A 1966 article, “The Revolutionary Crucible Gives Birth to a New Person,” chronicled the multiple transformations of a girl named Jinxia, who left her village in Hebei Province to attend a university in Tianjin. When she first got to Tianjin, Jinxia wore rural clothes and her classmates derided her as a hick. She decided that it was a loss of face for her to wear her coarse cloth gown in the city, so she borrowed money and had a fashionable skirt and blouse made. She also
traded her old cloth bookbag for a faux leather handbag. During summer break, Jinxia visited her home village. Jinxia’s mother had died shortly after childbirth, and a fellow villager had nursed her. As soon as she got off the bus, Jinxia ran into her old wet nurse, who cried out a happy greeting, but Jinxia pretended not to hear her. A friend with Jinxia said, “Somebody is calling you.” Jinxia looked back, saw the old woman’s dirty tattered clothing, and coldly replied, “I don’t know her.” Later when she was sent to another Hebei village on a work assignment, Jinxia realized her errors and apologized for “forgetting her roots.” Her story confirms that clothing was still a crucial marker of rural-urban difference in 1966.16
According to my interviewees, even new city clothes were not enough to cover up someone’s rural identity. Four people, all village-born, said that rural people carried themselves differently, no matter what they wore. A Baodi woman who first went to the city in the late 1950s said that “even if a village person has good clothes,” he or she “cannot wear it well, it will not look clean.”17 Another Baodi man who spent many years in and around Tianjin agreed, saying, “Even if a peasant puts on city clothes and goes to the city, you can tell that he’s a peasant from his bearing.”18 A rural bearing (fengdu) was hesitant and dazed, he explained, not confident and spirited like that of urban people.
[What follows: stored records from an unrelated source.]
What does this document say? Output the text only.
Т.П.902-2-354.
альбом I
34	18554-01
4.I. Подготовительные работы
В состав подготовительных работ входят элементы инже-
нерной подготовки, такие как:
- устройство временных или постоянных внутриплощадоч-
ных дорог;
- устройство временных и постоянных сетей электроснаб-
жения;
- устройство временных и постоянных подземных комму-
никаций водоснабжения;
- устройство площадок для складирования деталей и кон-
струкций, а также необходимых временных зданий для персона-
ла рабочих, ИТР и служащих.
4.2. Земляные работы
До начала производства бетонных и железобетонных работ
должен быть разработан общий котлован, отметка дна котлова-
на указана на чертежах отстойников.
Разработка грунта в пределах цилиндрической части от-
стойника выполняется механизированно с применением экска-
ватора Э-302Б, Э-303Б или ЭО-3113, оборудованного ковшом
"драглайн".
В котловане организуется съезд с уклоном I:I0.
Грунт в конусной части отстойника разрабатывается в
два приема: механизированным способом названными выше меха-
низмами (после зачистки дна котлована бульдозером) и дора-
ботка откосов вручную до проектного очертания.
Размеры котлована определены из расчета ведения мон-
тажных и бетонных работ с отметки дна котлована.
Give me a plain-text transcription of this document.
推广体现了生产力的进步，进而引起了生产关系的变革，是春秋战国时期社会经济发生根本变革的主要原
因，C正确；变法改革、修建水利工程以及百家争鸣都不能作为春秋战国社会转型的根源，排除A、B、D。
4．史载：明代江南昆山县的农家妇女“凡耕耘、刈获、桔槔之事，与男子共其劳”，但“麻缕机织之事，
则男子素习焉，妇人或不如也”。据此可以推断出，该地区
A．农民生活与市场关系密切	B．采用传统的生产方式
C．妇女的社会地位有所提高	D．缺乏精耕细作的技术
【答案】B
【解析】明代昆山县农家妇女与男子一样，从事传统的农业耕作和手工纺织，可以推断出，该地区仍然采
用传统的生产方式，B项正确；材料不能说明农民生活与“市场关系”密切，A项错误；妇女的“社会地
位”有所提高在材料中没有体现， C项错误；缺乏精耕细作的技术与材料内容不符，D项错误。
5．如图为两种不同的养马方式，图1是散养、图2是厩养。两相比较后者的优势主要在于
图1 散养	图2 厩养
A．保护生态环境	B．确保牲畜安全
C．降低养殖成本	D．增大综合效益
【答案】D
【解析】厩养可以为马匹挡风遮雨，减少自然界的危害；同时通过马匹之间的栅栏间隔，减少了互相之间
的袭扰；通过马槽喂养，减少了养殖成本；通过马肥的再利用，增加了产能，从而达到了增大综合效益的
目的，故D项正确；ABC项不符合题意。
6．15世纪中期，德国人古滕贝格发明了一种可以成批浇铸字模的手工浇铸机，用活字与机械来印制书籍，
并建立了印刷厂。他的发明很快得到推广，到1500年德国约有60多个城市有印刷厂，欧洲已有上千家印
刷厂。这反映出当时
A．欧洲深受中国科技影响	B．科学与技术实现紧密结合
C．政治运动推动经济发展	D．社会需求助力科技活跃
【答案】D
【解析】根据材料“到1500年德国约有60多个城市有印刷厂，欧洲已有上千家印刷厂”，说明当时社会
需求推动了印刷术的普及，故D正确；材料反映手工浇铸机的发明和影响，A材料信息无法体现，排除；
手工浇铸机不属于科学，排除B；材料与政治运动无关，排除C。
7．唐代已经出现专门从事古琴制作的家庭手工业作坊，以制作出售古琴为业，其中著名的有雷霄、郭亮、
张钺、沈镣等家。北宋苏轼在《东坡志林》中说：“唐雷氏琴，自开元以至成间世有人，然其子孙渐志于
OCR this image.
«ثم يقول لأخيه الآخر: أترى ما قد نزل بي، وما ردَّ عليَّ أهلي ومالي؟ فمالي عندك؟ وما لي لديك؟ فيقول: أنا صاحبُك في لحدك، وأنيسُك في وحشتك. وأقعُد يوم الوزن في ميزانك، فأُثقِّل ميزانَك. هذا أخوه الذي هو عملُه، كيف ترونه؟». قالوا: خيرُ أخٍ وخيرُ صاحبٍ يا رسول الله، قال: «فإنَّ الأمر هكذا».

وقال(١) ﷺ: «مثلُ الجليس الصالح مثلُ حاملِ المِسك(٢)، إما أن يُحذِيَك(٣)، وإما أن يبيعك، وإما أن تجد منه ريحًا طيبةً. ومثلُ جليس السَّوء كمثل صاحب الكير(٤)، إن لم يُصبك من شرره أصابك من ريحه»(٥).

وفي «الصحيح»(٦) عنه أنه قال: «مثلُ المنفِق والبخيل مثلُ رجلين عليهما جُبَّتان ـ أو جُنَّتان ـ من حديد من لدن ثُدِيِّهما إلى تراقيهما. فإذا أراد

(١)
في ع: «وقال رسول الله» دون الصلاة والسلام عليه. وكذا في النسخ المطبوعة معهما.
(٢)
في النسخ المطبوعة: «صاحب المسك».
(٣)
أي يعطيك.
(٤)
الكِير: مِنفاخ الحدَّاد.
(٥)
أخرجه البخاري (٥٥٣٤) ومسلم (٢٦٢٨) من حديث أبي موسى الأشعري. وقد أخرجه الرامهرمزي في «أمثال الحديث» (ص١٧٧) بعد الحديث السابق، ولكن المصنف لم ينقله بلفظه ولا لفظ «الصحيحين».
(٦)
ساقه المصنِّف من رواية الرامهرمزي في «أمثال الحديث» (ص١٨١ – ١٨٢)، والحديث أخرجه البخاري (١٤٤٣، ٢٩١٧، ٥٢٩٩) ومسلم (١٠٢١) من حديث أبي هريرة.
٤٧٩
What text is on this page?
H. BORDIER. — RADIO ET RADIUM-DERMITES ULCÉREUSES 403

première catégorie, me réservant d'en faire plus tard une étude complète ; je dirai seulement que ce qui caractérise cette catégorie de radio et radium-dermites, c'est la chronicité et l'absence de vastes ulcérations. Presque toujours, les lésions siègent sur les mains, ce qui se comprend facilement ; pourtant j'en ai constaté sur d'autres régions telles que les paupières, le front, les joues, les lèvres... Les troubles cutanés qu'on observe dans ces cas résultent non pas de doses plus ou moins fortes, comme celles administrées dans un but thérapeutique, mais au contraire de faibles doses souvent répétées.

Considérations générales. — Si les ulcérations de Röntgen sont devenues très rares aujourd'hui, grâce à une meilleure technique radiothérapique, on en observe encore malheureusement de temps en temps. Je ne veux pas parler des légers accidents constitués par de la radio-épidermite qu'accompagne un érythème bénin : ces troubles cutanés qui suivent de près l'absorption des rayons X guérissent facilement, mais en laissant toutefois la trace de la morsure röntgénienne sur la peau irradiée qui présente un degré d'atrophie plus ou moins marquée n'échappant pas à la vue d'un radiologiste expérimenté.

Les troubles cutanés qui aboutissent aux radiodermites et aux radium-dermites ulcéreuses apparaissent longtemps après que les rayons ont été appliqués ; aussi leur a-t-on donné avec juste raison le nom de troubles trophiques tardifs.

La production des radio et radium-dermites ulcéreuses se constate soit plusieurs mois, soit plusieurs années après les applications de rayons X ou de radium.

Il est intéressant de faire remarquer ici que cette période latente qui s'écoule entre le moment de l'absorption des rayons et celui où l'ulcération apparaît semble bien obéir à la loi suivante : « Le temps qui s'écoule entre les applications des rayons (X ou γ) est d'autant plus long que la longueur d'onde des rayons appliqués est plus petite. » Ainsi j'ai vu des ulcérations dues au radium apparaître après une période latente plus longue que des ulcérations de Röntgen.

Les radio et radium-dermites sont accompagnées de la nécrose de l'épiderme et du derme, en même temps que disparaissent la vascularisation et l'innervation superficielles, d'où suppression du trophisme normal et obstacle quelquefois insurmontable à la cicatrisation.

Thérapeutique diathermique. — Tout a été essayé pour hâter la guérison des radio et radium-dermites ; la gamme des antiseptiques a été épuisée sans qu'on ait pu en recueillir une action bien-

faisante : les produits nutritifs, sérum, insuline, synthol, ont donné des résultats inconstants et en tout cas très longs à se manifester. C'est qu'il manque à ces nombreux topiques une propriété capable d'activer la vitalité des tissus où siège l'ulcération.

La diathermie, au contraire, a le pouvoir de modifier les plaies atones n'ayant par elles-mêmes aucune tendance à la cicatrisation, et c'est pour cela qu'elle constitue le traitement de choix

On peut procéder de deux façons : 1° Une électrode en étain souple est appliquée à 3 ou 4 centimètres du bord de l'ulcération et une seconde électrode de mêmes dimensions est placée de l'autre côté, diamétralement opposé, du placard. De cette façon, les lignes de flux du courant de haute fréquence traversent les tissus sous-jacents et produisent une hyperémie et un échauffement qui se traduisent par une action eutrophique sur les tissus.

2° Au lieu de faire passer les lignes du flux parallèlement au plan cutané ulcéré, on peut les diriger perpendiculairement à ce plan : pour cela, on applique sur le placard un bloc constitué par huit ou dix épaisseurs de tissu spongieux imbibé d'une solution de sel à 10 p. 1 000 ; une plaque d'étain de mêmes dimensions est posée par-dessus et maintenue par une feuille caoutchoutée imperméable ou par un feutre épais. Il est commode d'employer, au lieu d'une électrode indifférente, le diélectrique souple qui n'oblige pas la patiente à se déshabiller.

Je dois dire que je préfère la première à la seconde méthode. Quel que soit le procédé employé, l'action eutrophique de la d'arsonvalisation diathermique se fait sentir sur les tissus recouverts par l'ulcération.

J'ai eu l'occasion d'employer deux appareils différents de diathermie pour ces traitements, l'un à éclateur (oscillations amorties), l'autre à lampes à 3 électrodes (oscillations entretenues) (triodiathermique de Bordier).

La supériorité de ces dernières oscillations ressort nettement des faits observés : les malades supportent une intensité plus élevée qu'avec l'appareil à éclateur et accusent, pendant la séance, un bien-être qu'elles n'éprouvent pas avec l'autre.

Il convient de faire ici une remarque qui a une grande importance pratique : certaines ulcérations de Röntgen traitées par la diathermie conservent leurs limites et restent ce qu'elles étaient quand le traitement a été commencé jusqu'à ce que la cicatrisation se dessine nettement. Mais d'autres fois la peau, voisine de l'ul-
As this man’s comments and Jinxia’s experience as a new college student attest, when villagers went to the city or came in contact with urban people, they became acutely aware of their inferior status. For the first time, their clothes seemed dirty and threadbare. One villager who first went to Tianjin in 1949 seeking work remembered: “I felt I was an idiot and that I knew nothing.”19
In addition to outward markers of urbanity or rusticity, most of the people I interviewed were convinced that villagers and city people had distinct personalities. City residents often called villagers laoshi or pushi, terms that mean “honest” or “down-to-earth” but also imply “naive and simpleminded.” Communist propaganda actually encouraged such descriptions of rural personality shortly after the takeover of Tianjin. For example, a 1949 report about an industrial exhibition in Tianjin remarked that the presence of peasants at the meeting had transformed city residents’ “incorrect viewpoint of treating peasants as unimportant.” By meeting villagers, city people learned about “the peasants’ hard work, plain living, and sincere and frank feelings.”20 The report emphasized post-1949 changes, but still assumed difference and hierarchy.